5 Ways to Conserve Energy and Save Money at Home
Experts agree, a few simple tweaks at home could conserve energy and save you serious cash.
It doesn’t really matter if your home is run on electric, oil, or gas — there are always ways to conserve energy and improve the efficiency of your home, and that’s a positive thing because your wallet will thank you, especially at the end of a long, cold winter when energy bills for many cold-climate residents head north of $1,000 for the season (ouch). So what’s a smart consumer like you to do? Experts Ted Booth, design director, Honeywell, and Madeleine Somerville, author of All You Need Is Less: An Eco-Friendly Guide to Guilt-Free Green Living and Stress-Free Simplicity, weigh in.
Wash your clothes in cold water unless your fabric specifically calls for a heat setting.
“Always wash your clothes in cold water. Every little bit helps,” says Madeleine. Cold water requires no additional energy input, while using your washer’s warm or hot settings requires lots of additional energy to warm the water before dumping it into your machine. If you do at least one to two loads of laundry a week, this can really add up. Synthetic fabrics and synthetic blends almost never require hot water, and may even degrade faster in high temperatures, so you’ll save money on longer-lasting gym clothes, too.
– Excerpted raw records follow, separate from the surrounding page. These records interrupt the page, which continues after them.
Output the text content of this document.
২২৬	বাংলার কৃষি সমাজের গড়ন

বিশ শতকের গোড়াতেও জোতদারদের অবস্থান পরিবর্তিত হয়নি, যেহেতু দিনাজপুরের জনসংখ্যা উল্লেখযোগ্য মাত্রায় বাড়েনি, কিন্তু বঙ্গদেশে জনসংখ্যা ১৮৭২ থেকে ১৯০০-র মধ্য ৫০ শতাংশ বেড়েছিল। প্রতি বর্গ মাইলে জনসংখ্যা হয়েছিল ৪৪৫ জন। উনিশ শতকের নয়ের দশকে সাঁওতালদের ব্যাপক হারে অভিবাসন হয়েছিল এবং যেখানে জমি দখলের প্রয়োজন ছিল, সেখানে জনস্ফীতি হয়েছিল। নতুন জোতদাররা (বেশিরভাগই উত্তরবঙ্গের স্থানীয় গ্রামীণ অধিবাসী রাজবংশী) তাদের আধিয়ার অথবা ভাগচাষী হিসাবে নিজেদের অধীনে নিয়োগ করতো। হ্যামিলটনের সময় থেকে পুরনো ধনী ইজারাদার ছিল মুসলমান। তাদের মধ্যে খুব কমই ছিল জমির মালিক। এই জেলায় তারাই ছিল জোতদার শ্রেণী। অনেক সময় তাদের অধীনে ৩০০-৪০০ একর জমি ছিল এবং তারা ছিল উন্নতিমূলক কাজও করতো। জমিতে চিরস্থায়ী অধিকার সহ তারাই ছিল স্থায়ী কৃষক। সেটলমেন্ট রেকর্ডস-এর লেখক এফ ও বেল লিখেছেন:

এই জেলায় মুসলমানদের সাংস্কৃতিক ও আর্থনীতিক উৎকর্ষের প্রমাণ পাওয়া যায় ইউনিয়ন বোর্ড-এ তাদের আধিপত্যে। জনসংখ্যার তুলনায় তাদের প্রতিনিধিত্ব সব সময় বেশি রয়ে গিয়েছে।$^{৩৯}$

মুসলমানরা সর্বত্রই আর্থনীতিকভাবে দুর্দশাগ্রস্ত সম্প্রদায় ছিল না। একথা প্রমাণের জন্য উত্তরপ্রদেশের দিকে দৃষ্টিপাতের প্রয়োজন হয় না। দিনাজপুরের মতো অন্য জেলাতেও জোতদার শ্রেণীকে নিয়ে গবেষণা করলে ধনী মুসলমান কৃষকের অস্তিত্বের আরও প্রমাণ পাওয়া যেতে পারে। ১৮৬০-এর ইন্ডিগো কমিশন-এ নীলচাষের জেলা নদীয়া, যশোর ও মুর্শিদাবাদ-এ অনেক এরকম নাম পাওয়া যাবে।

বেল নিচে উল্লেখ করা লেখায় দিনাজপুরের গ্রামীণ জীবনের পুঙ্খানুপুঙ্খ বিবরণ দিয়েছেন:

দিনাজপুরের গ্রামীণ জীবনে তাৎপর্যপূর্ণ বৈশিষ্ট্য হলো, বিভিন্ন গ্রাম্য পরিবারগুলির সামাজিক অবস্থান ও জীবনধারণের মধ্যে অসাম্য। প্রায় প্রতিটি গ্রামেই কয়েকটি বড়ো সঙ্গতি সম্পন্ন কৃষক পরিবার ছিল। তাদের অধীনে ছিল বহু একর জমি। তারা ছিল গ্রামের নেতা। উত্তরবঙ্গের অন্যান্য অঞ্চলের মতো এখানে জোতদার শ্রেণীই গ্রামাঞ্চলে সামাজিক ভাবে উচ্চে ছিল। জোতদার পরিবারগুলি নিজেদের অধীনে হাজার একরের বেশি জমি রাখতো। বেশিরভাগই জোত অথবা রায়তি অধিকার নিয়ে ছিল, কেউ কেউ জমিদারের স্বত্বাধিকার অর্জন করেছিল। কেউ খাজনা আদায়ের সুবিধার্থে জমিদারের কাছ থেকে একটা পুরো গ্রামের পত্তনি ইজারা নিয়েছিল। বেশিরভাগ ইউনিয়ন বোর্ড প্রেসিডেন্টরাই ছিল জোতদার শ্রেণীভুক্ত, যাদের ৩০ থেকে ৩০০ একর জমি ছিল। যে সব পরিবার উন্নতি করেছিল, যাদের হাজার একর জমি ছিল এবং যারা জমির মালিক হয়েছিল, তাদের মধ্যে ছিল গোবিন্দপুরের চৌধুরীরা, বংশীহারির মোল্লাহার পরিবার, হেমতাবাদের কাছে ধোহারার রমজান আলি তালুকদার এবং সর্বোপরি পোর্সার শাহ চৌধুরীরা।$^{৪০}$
READ MORE: How to Wash Gym Clothes Properly (hint: never with heat)
Switch to a “smart thermostat.”
…Or several, depending on how many heating zones your home has to conserve energy with zero effort.
“Honeywell provides an Energy Savings Calculator so Americans can see how much they will save from switching to smart thermostats annually,” explains Ted Booth. “You have the ability to drop the thermostat down when you leave home and adjust when you’re on the way home, which manages your energy levels nearly seamlessly, reducing your utility bill without sacrificing your comfort when you’re home.”
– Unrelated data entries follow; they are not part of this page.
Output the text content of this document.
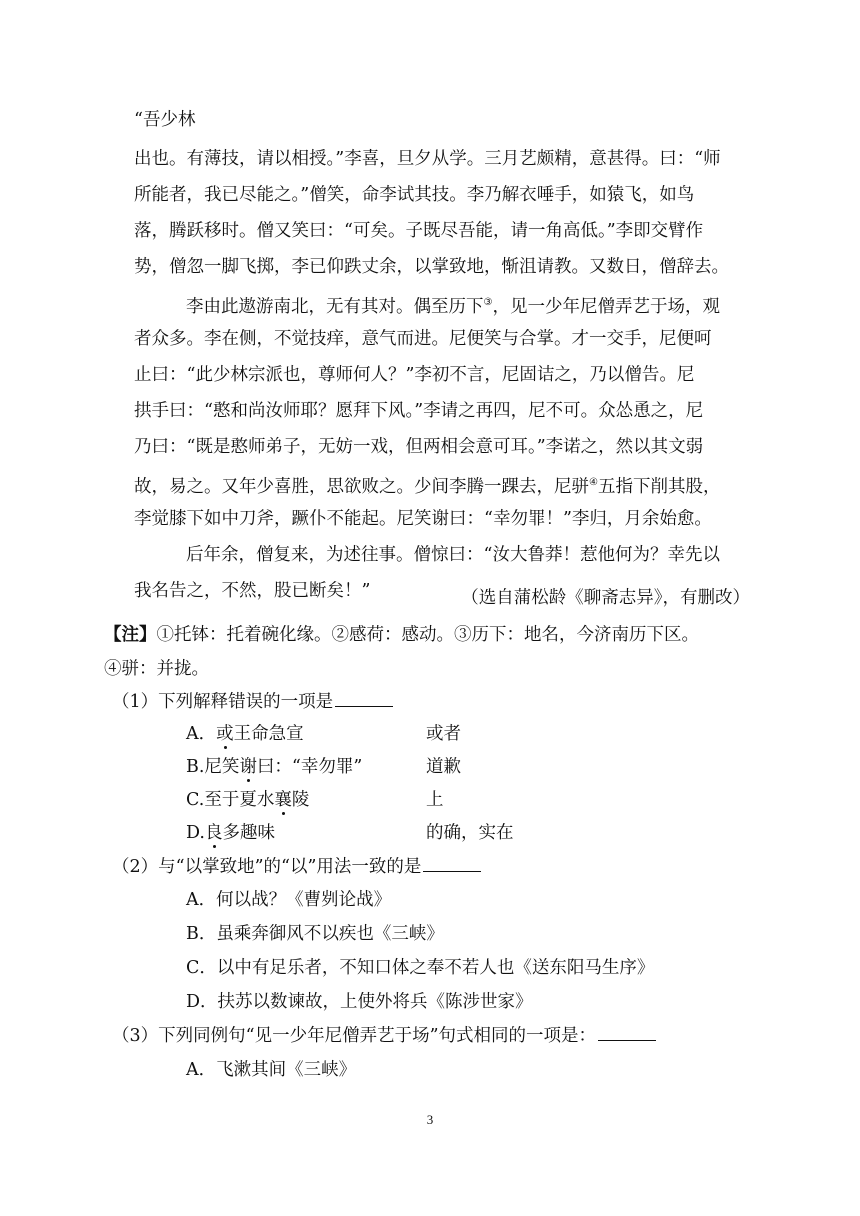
“吾少林
出也。有薄技，请以相授。”李喜，旦夕从学。三月艺颇精，意甚得。曰：“师
所能者，我已尽能之。”僧笑，命李试其技。李乃解衣唾手，如猿飞，如鸟
落，腾跃移时。僧又笑曰：“可矣。子既尽吾能，请一角高低。”李即交臂作
势，僧忽一脚飞掷，李已仰跌丈余，以掌致地，惭沮请教。又数日，僧辞去。
李由此遨游南北，无有其对。偶至历下③，见一少年尼僧弄艺于场，观
者众多。李在侧，不觉技痒，意气而进。尼便笑与合掌。才一交手，尼便呵
止曰：“此少林宗派也，尊师何人？”李初不言，尼固诘之，乃以僧告。尼
拱手曰：“憨和尚汝师耶？愿拜下风。”李请之再四，尼不可。众怂恿之，尼
乃曰：“既是憨师弟子，无妨一戏，但两相会意可耳。”李诺之，然以其文弱
故，易之。又年少喜胜，思欲败之。少间李腾一踝去，尼骈④五指下削其股，
李觉膝下如中刀斧，蹶仆不能起。尼笑谢曰：“幸勿罪！”李归，月余始愈。
后年余，僧复来，为述往事。僧惊曰：“汝大鲁莽！惹他何为？幸先以
我名告之，不然，股已断矣！”	（选自蒲松龄《聊斋志异》，有删改）
【注】①托钵：托着碗化缘。②感荷：感动。③历下：地名，今济南历下区。
④骈：并拢。
（1）下列解释错误的一项是
A．或王命急宣	或者
B.尼笑谢曰：“幸勿罪”	道歉
C.至于夏水襄陵	上
D.良多趣味	的确，实在
（2）与“以掌致地”的“以”用法一致的是
A．何以战？《曹刿论战》
B．虽乘奔御风不以疾也《三峡》
C．以中有足乐者，不知口体之奉不若人也《送东阳马生序》
D．扶苏以数谏故，上使外将兵《陈涉世家》
（3）下列同例句“见一少年尼僧弄艺于场”句式相同的一项是：
A．飞漱其间《三峡》
3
Yup, you guessed it — the new wave of smart thermostats are WiFi enabled, meaning you can control the temperature settings of your home while you’re at work to save energy for at least 1/3 of the day (which really adds up), away on vacation, or out doing just about anything but sitting home.
Madeleine agrees with this tip, too, telling us, “A programmable thermostat does the work of saving energy for you. If you program your thermostat to be 7-10 degrees cooler while you’re out of the house during the winter months it can save you up to 10% on your yearly heating bill.” Pretty impressive, right?
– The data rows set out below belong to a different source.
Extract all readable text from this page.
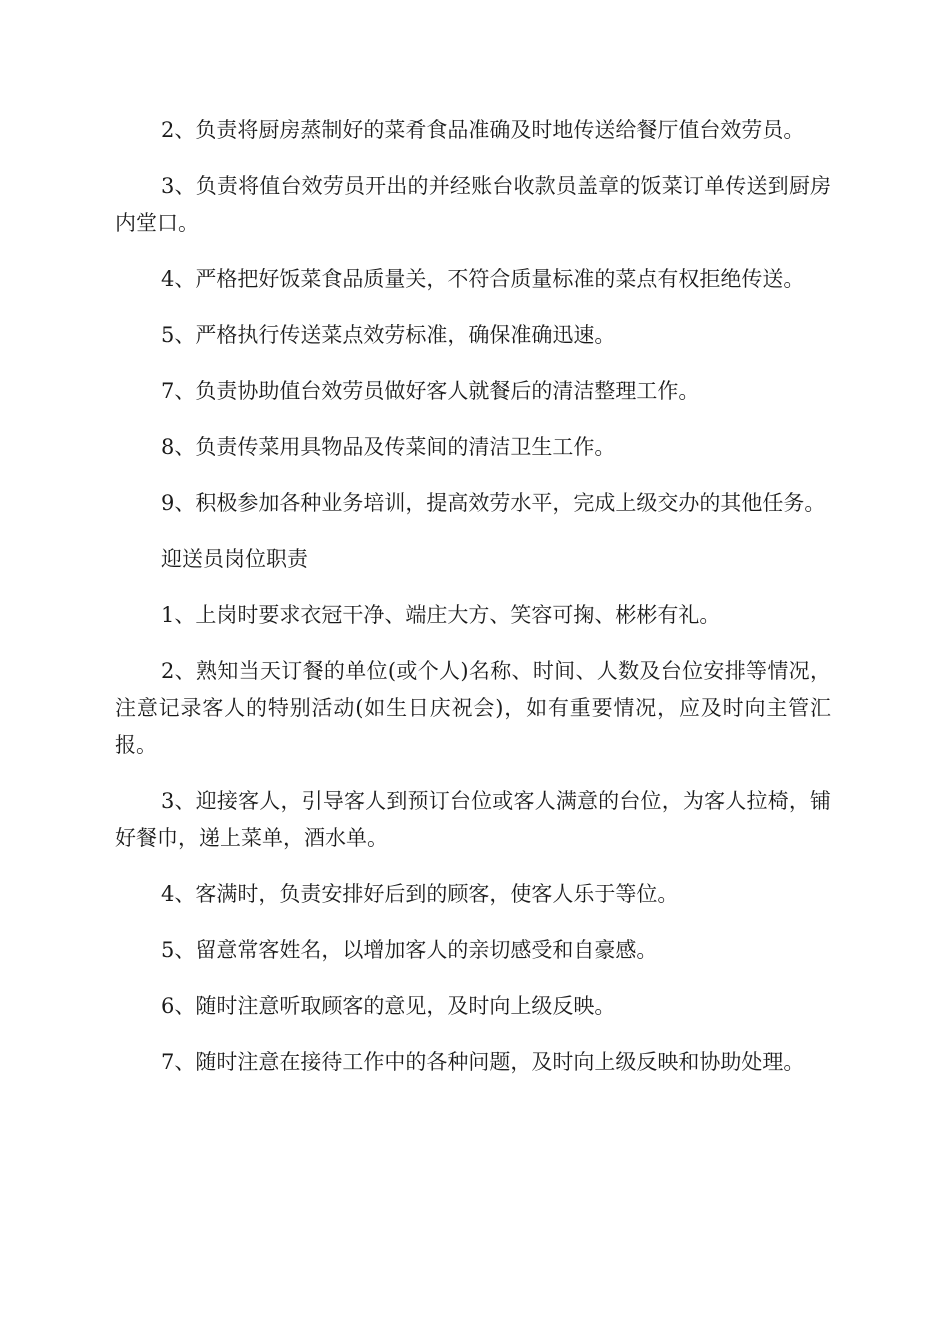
2、负责将厨房蒸制好的菜肴食品准确及时地传送给餐厅值台效劳员。

3、负责将值台效劳员开出的并经账台收款员盖章的饭菜订单传送到厨房内堂口。

4、严格把好饭菜食品质量关，不符合质量标准的菜点有权拒绝传送。

5、严格执行传送菜点效劳标准，确保准确迅速。

7、负责协助值台效劳员做好客人就餐后的清洁整理工作。

8、负责传菜用具物品及传菜间的清洁卫生工作。

9、积极参加各种业务培训，提高效劳水平，完成上级交办的其他任务。

迎送员岗位职责

1、上岗时要求衣冠干净、端庄大方、笑容可掬、彬彬有礼。

2、熟知当天订餐的单位(或个人)名称、时间、人数及台位安排等情况，注意记录客人的特别活动(如生日庆祝会)，如有重要情况，应及时向主管汇报。

3、迎接客人，引导客人到预订台位或客人满意的台位，为客人拉椅，铺好餐巾，递上菜单，酒水单。

4、客满时，负责安排好后到的顾客，使客人乐于等位。

5、留意常客姓名，以增加客人的亲切感受和自豪感。

6、随时注意听取顾客的意见，及时向上级反映。

7、随时注意在接待工作中的各种问题，及时向上级反映和协助处理。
The Honeywell Lyric T5 WiFi Thermostat is our pick for an affordable and reliable smart home upgrade.
Switch to LED bulbs.
According to energystar.gov, “LED lighting differs from incandescent and compact fluorescent lighting in several ways. When designed well, LED lighting can be more efficient, durable, versatile and longer lasting. LED lighting products use light emitting diodes to produce light very efficiently. An electrical current passes through semiconductor material, which illuminates the tiny light sources we call LEDs. The heat produced is absorbed into a heat sink.”
That means more energy savings for you with nearly zero effort.
Stop feeding “energy vampires.”
Madeleine wants you to unplug your blender. “Unplugging electronics when you’re not using them prevents ‘power vampires’ — appliances which continue sucking energy even when they’re turned off!” While it’s unrealistic to unplug your refrigerator and dishwasher every time you leave home, you can easily unplug countertop appliances like blenders, waffle makers, slow cookers and toasters until they need to be used, which for most Americans, isn’t every day. Feel free to go the extra mile to conserve energy by unplugging lamps in rooms you don’t use daily, and stop (for the love of rainforests), leaving your phone plugged in overnight and then just keeping the charger in the outlet.
Your dad was right, just put on a sweater.
“As much as I hate to admit it, our dads were right. If you’re cold – put on a sweater! It’s not just the environment which will thank you, for each degree you lower your home’s temperature within the 60-70′ range, you could save as much as 5% on your heating bill.” That five percent savings could mean a free grocery haul, a night out with friends, or a few new sweaters (which you’ll need), and all you have to do to conserve energy is get cozy in something with fleece. Not bad, right?